Two of my favorite historical figures were in the 101st Airborne. One is Ronald Speirs. On one attack, his commanding officer was drunk and more or less demanding a suicide mission. Speirs started to argue, the officer took out his rifle, Speirs put a bullet in his head and took command.
At Bastogne, a similar thing happened. Major Winters sent a man named Dikes to take a nearby town, but Dikes forgot his instructions, froze up and got a lot of his men killed. Speirs went in and took command. At one point, Easy Company was in the town, but they had to communicate with I Company. Across the town. So Speirs stand up, runs straight through the Germans in the town square and vaults a wall to tell I Company what to do. Germans are so shocked they can’t fire.
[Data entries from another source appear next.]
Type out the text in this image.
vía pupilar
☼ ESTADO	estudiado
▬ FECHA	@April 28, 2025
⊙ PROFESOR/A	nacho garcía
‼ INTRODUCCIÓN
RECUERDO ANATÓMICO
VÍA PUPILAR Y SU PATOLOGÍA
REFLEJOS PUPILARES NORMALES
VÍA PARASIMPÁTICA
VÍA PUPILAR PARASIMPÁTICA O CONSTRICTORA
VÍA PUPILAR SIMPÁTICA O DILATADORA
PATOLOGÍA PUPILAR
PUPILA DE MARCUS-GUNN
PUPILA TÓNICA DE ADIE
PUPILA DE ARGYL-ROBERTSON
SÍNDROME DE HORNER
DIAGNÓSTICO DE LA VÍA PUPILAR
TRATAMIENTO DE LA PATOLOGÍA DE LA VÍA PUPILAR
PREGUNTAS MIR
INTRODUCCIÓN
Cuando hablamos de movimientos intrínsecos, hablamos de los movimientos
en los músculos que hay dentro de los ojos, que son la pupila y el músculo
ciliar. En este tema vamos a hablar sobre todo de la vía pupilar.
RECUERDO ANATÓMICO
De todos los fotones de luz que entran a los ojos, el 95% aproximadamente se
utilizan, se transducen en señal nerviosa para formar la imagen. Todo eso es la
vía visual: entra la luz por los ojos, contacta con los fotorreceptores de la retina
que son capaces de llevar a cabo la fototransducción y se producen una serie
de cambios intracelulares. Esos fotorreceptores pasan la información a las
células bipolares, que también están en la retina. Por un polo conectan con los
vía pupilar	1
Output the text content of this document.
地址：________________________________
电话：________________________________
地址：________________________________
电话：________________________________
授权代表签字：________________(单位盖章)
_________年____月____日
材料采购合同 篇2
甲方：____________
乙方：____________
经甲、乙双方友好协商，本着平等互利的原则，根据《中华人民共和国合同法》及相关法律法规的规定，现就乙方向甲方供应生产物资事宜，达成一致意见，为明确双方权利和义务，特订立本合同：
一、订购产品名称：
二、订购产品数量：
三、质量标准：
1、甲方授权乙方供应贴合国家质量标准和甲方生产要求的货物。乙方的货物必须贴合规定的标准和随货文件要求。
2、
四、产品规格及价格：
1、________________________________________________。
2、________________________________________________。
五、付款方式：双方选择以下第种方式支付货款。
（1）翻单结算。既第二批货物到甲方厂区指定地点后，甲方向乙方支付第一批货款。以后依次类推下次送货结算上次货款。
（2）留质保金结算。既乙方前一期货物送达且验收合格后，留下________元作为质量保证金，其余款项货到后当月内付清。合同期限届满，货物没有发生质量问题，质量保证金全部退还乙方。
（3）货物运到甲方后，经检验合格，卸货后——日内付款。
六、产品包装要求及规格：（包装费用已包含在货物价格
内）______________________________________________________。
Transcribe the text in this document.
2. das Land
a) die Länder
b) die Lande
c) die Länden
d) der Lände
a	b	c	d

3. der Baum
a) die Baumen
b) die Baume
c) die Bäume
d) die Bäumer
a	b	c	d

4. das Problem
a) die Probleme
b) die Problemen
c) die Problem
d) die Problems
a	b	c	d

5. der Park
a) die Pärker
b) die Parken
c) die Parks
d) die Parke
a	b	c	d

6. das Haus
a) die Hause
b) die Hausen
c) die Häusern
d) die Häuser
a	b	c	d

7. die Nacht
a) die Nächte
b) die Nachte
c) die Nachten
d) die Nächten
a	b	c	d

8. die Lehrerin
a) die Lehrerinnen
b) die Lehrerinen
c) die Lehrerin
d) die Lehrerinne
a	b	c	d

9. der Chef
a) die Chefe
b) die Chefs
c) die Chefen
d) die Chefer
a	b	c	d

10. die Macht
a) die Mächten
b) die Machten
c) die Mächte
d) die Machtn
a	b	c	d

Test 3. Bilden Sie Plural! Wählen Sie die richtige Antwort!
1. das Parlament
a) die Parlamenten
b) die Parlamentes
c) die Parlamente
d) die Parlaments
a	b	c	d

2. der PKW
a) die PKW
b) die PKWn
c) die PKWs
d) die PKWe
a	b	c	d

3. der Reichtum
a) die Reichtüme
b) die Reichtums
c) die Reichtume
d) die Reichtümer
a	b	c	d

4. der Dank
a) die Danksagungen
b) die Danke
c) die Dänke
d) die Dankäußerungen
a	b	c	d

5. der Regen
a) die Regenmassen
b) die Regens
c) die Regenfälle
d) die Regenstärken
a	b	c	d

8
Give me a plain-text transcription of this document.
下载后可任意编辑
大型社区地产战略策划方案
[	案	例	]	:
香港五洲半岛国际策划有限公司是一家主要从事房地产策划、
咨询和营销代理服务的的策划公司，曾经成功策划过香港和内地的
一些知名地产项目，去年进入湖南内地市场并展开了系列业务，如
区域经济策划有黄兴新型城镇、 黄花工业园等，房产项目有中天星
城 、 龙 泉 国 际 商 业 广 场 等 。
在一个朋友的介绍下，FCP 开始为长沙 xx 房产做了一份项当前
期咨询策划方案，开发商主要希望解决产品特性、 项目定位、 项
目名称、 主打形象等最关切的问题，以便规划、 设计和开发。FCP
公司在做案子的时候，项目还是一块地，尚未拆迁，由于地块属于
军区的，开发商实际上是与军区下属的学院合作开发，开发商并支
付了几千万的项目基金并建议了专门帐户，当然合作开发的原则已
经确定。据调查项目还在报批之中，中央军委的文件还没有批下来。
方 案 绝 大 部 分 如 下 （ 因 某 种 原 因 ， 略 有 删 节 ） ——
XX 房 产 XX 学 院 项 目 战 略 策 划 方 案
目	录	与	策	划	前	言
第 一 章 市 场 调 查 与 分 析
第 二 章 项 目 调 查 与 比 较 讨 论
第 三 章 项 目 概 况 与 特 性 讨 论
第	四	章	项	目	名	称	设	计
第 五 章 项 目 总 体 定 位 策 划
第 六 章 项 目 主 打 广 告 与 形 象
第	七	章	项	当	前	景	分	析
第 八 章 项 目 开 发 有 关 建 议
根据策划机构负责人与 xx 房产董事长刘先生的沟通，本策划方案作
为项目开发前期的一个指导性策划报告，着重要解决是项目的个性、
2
But then—get this—Speirs runs back. Still doesn’t get shot. He later went on to work a lot with Black ops and I think ran a prison in Russia for a while.
My other favorite is Richard Winters. Winters was Easy Company’s only real lasting leader. He had to take over during D-Day when they lost their other officers, and he was known for two main things. Almost always making good decisions on the battlefield, and always being a damn good leader off it. He didn’t swear like the others, was deliberate in everything he did, and was just… a calming constant throughout the war. Winters didn’t like Speirs much because he thought Speirs was too brutal.
Funny how two of my favorite historical figures were in the same place at the same time and didn’t even like one another.